In 2014 the California Department of Finance approved the city’s long-range property management plan to develop the 400 block, she said. The city looked to purchase the property from the RDA that had acquired it after the earthquake. She explained that staff had asked the council at the time if money from the sale of the property where Walgreens is now located could be used to purchase the block. The council agreed and because it would take about 18 months to finalize, the city thought of using the grassy plot as a plaza in the interim. She said the land was always intended to be used for a “catalyst” project.
“We pulled the item from the agenda because we were able to negotiate a compensation agreement with the taxing entities,” Paxton explained. Some of the entities included Hazel Hawkins Memorial Hospital, San Benito County, Gavilan College and San Benito High School. “The dissolution [of the property] was always about getting money to the taxing entities. We negotiated an agreement where we would transfer the property to the city, but pay the taxing entities nothing, which they agreed to, while we held it for mixed-use development.”
The April 11 letter marks the second time in three months that mayor Velazquez insinuated in a public forum that a city employee was in cahoots with developers. The first instance involved Maria Mendez, the city’s cannabis affairs manager, when he questioned her relationship with cannabis operators applying for dispensary licenses. This time, his target was Paxton, whose comments from the podium he dismissed.

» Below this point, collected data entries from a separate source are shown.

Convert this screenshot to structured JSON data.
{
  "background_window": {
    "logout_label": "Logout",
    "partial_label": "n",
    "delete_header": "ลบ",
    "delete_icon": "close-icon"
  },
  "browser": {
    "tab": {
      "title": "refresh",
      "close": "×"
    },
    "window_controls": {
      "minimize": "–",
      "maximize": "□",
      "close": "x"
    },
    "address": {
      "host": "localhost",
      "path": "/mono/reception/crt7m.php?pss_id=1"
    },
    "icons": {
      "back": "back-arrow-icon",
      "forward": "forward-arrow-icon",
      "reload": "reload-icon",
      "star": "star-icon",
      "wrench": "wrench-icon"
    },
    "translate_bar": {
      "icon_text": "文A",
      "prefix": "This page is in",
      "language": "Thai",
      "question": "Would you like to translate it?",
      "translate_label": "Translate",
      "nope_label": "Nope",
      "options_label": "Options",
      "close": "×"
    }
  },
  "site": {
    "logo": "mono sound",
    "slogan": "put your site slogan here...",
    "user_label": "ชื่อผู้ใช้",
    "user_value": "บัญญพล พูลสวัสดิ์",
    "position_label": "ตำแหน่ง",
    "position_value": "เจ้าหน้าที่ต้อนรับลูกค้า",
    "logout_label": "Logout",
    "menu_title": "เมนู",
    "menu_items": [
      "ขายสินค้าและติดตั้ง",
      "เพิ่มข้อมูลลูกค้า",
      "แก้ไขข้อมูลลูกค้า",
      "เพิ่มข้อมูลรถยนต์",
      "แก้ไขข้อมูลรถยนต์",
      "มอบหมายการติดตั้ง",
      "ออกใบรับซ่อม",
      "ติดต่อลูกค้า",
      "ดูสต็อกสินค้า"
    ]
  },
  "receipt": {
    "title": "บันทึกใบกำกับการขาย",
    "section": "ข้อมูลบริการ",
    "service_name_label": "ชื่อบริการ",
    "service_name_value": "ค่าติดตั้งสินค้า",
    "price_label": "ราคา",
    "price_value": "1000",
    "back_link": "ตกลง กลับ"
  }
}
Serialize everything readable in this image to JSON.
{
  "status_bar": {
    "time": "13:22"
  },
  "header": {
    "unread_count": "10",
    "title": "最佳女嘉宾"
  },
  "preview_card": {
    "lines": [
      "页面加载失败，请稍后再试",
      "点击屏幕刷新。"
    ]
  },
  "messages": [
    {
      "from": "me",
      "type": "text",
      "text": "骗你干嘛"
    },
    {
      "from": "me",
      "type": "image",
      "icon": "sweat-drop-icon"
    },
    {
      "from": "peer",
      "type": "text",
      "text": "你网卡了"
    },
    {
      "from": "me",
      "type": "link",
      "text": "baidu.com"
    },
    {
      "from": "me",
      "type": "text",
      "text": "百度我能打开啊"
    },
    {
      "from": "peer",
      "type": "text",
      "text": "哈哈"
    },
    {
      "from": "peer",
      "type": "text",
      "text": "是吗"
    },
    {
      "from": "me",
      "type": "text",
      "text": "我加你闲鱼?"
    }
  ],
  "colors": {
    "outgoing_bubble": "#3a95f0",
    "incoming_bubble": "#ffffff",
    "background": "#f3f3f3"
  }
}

“If we’re going to tell stories, make sure it’s factual,” he said. “The previous conversation was highly inappropriate and very misleading. What you heard was one person’s version of what happened. This conversation you heard should never have happened.”
“Going after Mary personally wasn’t smart,” City Manager Avera told BenitoLink on April 15. “She worked with planning consultants, then the county for several years prior to coming to us. She’s been with us about 15 years.”
Avera said Paxton is one of the most dedicated, hard-working people he has ever met.
“Mary is the best writer on staff, so we utilize those skills all the time,” he said.
Even though Commissioner Roxanne Stephens was skeptical of the calculations to determine that there could be 22 condos, Commissioner Seth Muenzer made three separate motions to approve various aspects of the agenda item. Henderson seconded each and the commissioners voted to pass it 4-1, with Stephens the lone “no” vote.